If The River Was Whiskey


Вода вызывала у него учащенное сердцебиение, поднимала ему пульс, она отбирала тепло у тела и закачивала его в мозг. Под водой он любовался увеличенным через блестящую линзу подводной маски зрелищем серебристых рыбных косяков в зарослях водорослей и наслаждался тишиной, нарушаемой лишь далеким ритмичным жужжанием навесного лодочного мотора.
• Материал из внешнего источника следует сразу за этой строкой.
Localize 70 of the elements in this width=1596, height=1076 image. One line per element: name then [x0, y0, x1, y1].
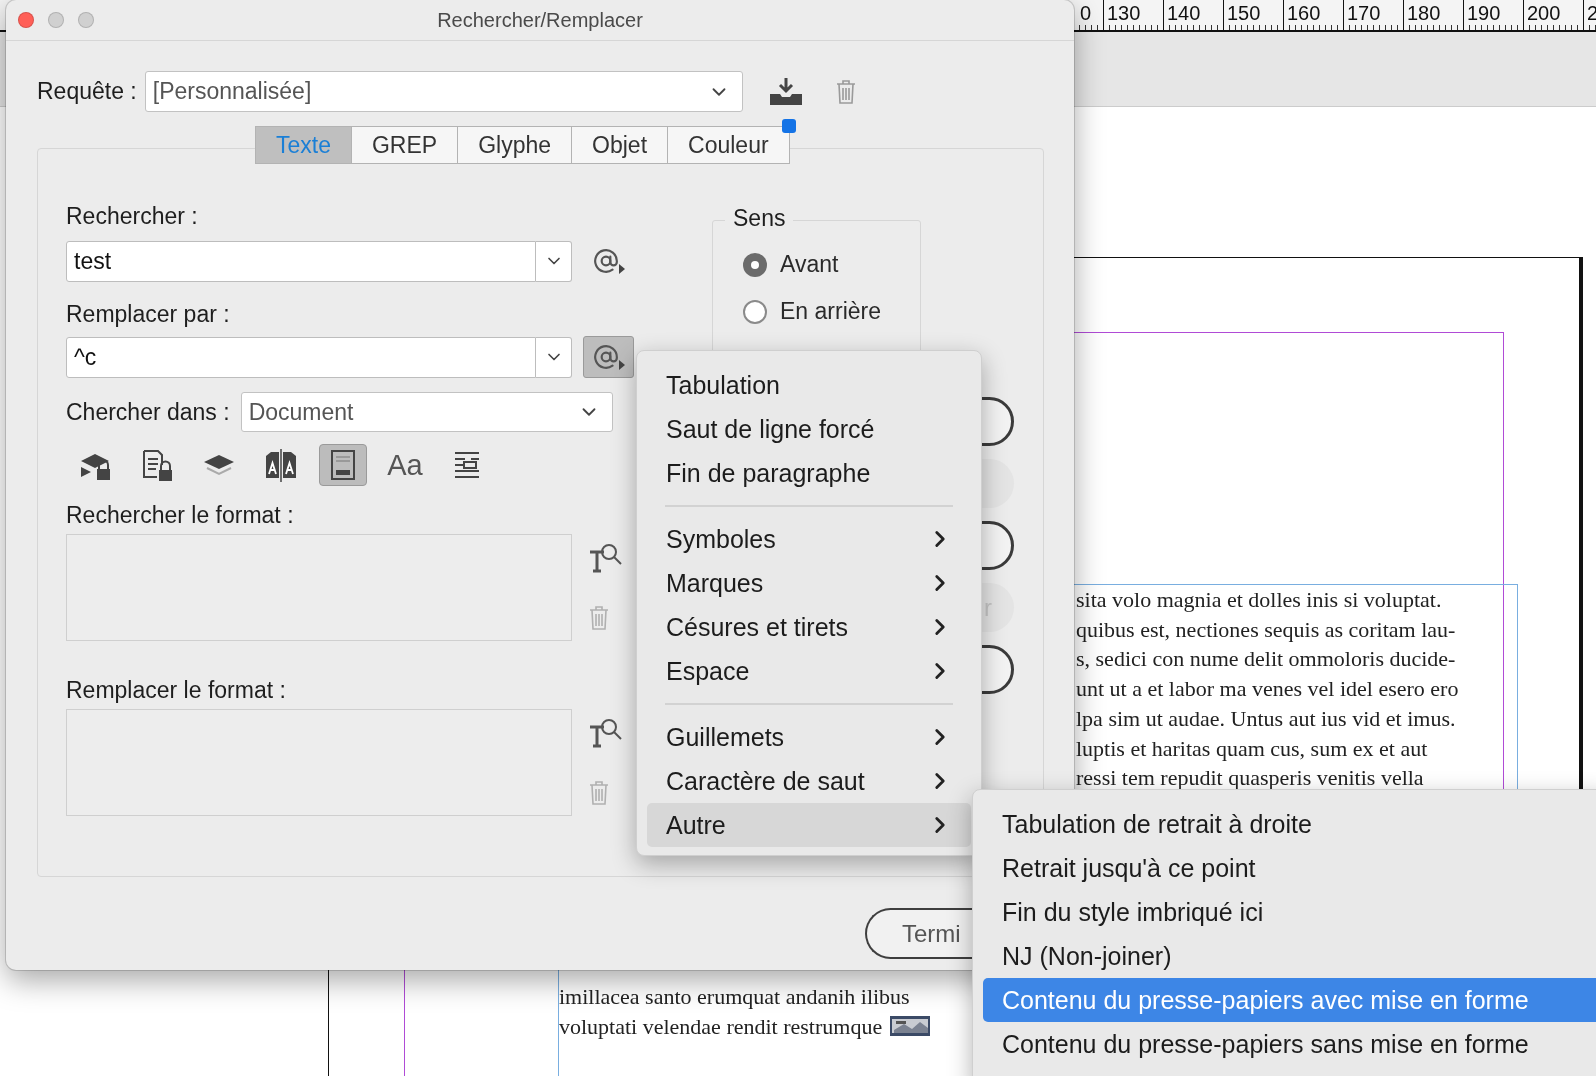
search-scope-dropdown[interactable]: Document: [240, 392, 613, 432]
ruler-label: 150: [1227, 2, 1261, 25]
menu-item[interactable]: Espace: [647, 649, 971, 693]
ruler-label: 180: [1407, 2, 1441, 25]
radio-option[interactable]: En arrière: [743, 298, 920, 325]
text-line: sita volo magnia et dolles inis si voluptat.: [1076, 586, 1442, 614]
case-sensitive-toggle[interactable]: Aa: [381, 444, 429, 486]
ruler-label: 200: [1527, 2, 1561, 25]
tab[interactable]: GREP: [351, 126, 459, 164]
ruler-label: 170: [1347, 2, 1381, 25]
menu-item[interactable]: Caractère de saut: [647, 759, 971, 803]
menu-item[interactable]: Tabulation de retrait à droite: [983, 802, 1596, 846]
ruler-label: 0: [1080, 2, 1092, 25]
save-query-button[interactable]: [768, 77, 803, 106]
ruler-label: 130: [1107, 2, 1141, 25]
radio-button[interactable]: [743, 299, 767, 324]
field-label: Rechercher le format :: [66, 502, 295, 529]
type-search-icon: [588, 717, 622, 749]
download-icon: [768, 77, 803, 106]
text-line: imillacea santo erumquat andanih ilibus: [559, 982, 910, 1011]
field-label: Requête :: [37, 78, 137, 105]
special-characters-button[interactable]: [583, 336, 634, 378]
menu-item[interactable]: Guillemets: [647, 715, 971, 759]
field-label: Remplacer le format :: [66, 677, 287, 704]
trash-icon: [834, 78, 857, 105]
menu-item[interactable]: Fin du style imbriqué ici: [983, 890, 1596, 934]
specify-format-button[interactable]: [588, 542, 622, 574]
text-line: ressi tem repudit quasperis venitis vella: [1076, 764, 1424, 793]
find-field[interactable]: test: [66, 240, 536, 282]
radio-button[interactable]: [743, 252, 767, 277]
at-sign-icon: [592, 248, 625, 274]
query-dropdown[interactable]: [Personnalisée]: [144, 71, 743, 112]
ruler-label: 160: [1287, 2, 1321, 25]
type-search-icon: [588, 542, 622, 574]
close-button[interactable]: [18, 12, 34, 28]
replace-field[interactable]: ^c: [66, 336, 536, 378]
menu-item[interactable]: Contenu du presse-papiers avec mise en forme: [983, 978, 1596, 1022]
text-line: quibus est, nectiones sequis as coritam lau-: [1076, 615, 1456, 644]
window-title: Rechercher/Remplacer: [437, 8, 643, 32]
field-label: Chercher dans :: [66, 398, 230, 426]
menu-item[interactable]: Saut de ligne forcé: [647, 407, 971, 451]
menu-item[interactable]: NJ (Non-joiner): [983, 934, 1596, 978]
tab[interactable]: Glyphe: [457, 126, 573, 164]
menu-item[interactable]: Autre: [647, 803, 971, 847]
ruler-label: 140: [1167, 2, 1201, 25]
specify-format-button[interactable]: [588, 717, 622, 749]
ruler-label: 190: [1467, 2, 1501, 25]
menu-item[interactable]: Retrait jusqu'à ce point: [983, 846, 1596, 890]
tab[interactable]: Couleur: [667, 126, 790, 164]
text-line: voluptati velendae rendit restrumque: [559, 1012, 883, 1041]
text-line: luptis et haritas quam cus, sum ex et aut: [1076, 734, 1428, 763]
field-label: Remplacer par :: [66, 301, 231, 328]
done-button[interactable]: Termi: [865, 908, 973, 959]
option-toggle[interactable]: [319, 444, 367, 486]
menu-item[interactable]: Tabulation: [647, 363, 971, 407]
menu-item[interactable]: Symboles: [647, 517, 971, 561]
mirrored-pages-icon: [263, 447, 299, 483]
menu-item[interactable]: Contenu du presse-papiers sans mise en forme: [983, 1022, 1596, 1066]
radio-option[interactable]: Avant: [743, 251, 920, 278]
text-line: s, sedici con nume delit ommoloris ducide-: [1076, 645, 1456, 674]
menu-item[interactable]: Césures et tirets: [647, 605, 971, 649]
trash-icon: [588, 605, 610, 631]
tab[interactable]: Objet: [571, 126, 669, 164]
menu-item[interactable]: Fin de paragraphe: [647, 451, 971, 495]
trash-icon: [588, 780, 610, 806]
text-line: unt ut a et labor ma venes vel idel esero ero: [1076, 675, 1459, 704]
at-sign-icon: [592, 344, 625, 370]
field-label: Rechercher :: [66, 203, 199, 230]
text-line: lpa sim ut audae. Untus aut ius vid et imus.: [1076, 704, 1456, 733]
menu-item[interactable]: Marques: [647, 561, 971, 605]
А над поверхностью воды в ярких лучах солнца сверкал белизною далёкий парусник, у берега ветхий пирс со столь же ветхой весельной лодкой и его мать в своем шезлонге, а позади неё бескрайняя зеленая даль внешнего мира.

Он вынырнул из воды словно дельфин, выдув струю воды из своей трубки, и поплыл обратно к пирсу. Озеро шло вместе с ним, мелькали лишь две костлявые кисти рук и клиновидная стопа одной ноги, и наконец мощный всплеск при выбросе его тела плашмя на пирс как если бы что-то выбросило прибоем во время шторма. И тут же, без малейшей паузы, чтобы хотя бы взять полотенце, он хватает свой спиннинг и серебристая блесна с треском взлетела над водной гладью, вонзившись в неё точно в той темной зоне, которую он зафиксировал в своей памяти. На звук всплеска его мать подняла глаза: — Тилер, — крикнула она ему, — пойди возьми полотенце.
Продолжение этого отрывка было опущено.